We zijn arm, agressief en analfabeet (maar ‘t is onze schuld niet)

De Britse psychiater Theodore Dalrymple schetst de toenemende alledaagse Britse ellende, vooral in de onderkant van de maatschappij. En wijst de schuldige aan: het waarderelativisme.

Theodore Dalrymple, Leven aan de onderkant. Spectrum, 272 blz., 19,95 euro.

Op een dag belandt een zeventienjarig meisje in het ziekenhuis met een zo acute alcoholvergiftiging, dat ze nauwelijks kan ademen. Wanneer ze twaalf uur later eindelijk wakker wordt, vertelt ze de Engelse psychiater Theodore Dalrymple (1949) dat ze al sinds haar twaalfde een zware drinker is. Vier maanden geleden heeft ze de alcohol afgezworen, maar nu haar zestienjarig vriendje tot drie jaar gevangenis veroordeeld is wegens een reeks inbraken en geweldpleging, heeft ze opnieuw naar de fles gegrepen. De psychiater kent ook haar moeder, een chronische alcoholica met een voorkeur voor gewelddadige vriendjes. Onlangs nog belandde zo’n man na een caféruzie zwaargewond in hetzelfde ziekenhuis. Chirurgen redden zijn leven. Zodra hij het ziekenhuis uit kon, trok hij regelrecht naar de kroeg. “Van daaruit ging hij dronken naar huis en sloeg de moeder van mijn patiënte in elkaar,” schrijft Dalrymple in Leven aan de onderkant.

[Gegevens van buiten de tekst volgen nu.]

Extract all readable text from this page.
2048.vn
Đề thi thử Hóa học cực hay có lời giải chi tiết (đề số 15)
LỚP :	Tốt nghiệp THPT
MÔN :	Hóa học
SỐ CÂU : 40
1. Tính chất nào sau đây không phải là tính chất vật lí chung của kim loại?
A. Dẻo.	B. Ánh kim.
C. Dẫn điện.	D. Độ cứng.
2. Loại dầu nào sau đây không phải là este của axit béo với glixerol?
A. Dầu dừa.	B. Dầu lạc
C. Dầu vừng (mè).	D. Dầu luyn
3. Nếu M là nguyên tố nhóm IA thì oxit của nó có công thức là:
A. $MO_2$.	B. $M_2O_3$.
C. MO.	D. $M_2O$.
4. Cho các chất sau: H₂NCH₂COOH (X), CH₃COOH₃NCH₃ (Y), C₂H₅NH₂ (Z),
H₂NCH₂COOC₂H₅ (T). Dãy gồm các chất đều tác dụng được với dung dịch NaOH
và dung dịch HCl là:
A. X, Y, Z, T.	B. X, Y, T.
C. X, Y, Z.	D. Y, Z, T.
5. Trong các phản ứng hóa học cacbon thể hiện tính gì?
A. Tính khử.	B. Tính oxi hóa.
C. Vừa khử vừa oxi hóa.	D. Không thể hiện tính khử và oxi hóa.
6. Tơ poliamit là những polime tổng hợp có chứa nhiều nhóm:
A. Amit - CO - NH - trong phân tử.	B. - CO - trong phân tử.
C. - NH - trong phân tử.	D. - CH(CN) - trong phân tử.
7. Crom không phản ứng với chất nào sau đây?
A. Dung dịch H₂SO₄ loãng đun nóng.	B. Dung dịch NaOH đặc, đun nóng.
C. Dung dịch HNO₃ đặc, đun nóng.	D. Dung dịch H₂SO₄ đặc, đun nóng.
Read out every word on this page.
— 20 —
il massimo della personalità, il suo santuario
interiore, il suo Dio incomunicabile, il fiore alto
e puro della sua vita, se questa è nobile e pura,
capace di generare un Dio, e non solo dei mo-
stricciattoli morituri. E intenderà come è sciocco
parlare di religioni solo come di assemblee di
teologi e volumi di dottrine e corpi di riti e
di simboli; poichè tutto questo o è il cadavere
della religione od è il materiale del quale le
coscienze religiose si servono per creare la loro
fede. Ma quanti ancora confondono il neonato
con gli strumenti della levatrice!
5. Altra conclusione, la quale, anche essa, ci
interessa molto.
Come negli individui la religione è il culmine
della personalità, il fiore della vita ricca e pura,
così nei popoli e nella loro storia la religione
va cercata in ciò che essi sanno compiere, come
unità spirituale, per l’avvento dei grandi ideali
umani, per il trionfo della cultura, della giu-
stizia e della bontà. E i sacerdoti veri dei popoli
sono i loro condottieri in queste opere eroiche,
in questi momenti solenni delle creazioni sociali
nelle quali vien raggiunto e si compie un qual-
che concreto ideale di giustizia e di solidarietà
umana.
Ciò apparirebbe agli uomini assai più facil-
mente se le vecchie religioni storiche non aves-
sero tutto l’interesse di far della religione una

Een cynicus zou de uitzichtloze levensschetsen van de stumpers, agressievelingen en junkies die Dalrymple opvangt in een gevangenis en een nabijgelegen ziekenhuis bijna hilarisch noemen. Toch is dit boek beduidend méér dan een vergaarbak van alledaagse verhalen uit de (Britse) goot. De volgende scène maakt dat al wat duidelijker. Nadat Dalrymple het meisje voorhoudt dat zij – als vrouw – het slachtoffer zal blijven van gewelddadige mannen, als ze haar leven geen andere wending geeft, repliceert ze: “Dat is seksistisch.” Dalrymple: “Een meisje dat op school niets had meegekregen, had wél de clichés opgezogen van de politieke correctheid in het algemeen en het feminisme in het bijzonder.”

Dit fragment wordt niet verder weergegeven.